I am trying to understand memory access patterns. My question is simple. Who decides the memory access pattern?
gcc
. Thus, I can set it according to my code.Who decides the memory access pattern?
Mostly; the person who writes the code decides the memory access patterns by the choices they make.
For a silly example; if you decide to iterate through an array (like for(i = 0; i <= size; i++) { do_something(&my_array[i]); }
) then you've caused a nice linear access pattern; and if you decide to iterate through a linked list instead (like while(current != NULL) { do_something(current); current = current->next; }
) then you'll probably have a relatively erratic access pattern.
However; in some cases the compiler/linker may try to optimize the memory access patterns.
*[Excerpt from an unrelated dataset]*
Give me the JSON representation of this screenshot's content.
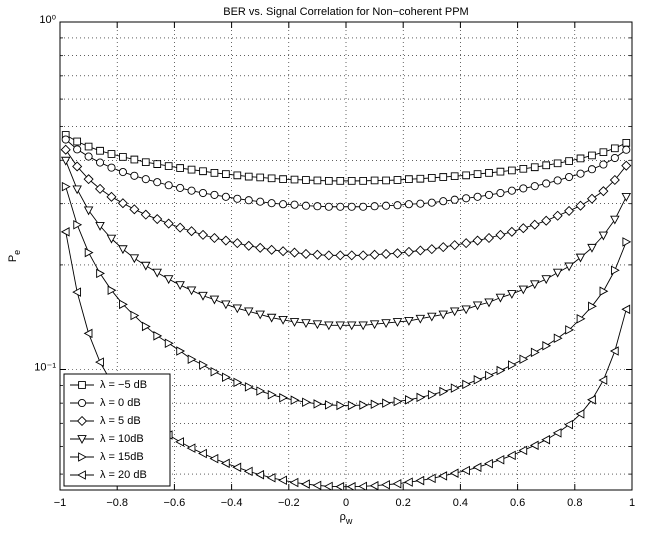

This mostly only changes the fine details slightly (the exact order of individual reads/writes and not the overall pattern itself), but there are cases where a compiler can do more pronounced optimizations (primarily involving nested loops and arrays).
Note 1: It's likely that the result will be a "virtual memory access pattern". Underneath there will be a full memory hierarchy - the OS will control the mapping of virtual memory to physical memory (and handle things like swap space, etc); and then there will be multiple levels of caches and other "cache like things" built into the hardware. None of this matters. It complicates what is actually being accessed (which part of which cache, or which physical memory, or which part of swap space, or...) but accesses will still occur in the same order (and in the same pattern) regardless of what is actually being accessed.
Note 2: A typical program is rarely a simple/single algorithm. If a program (a web browser, a computer game, a compiler, ...) has hundreds of pieces then the program's access pattern will be some combination of the individual access patterns of each piece.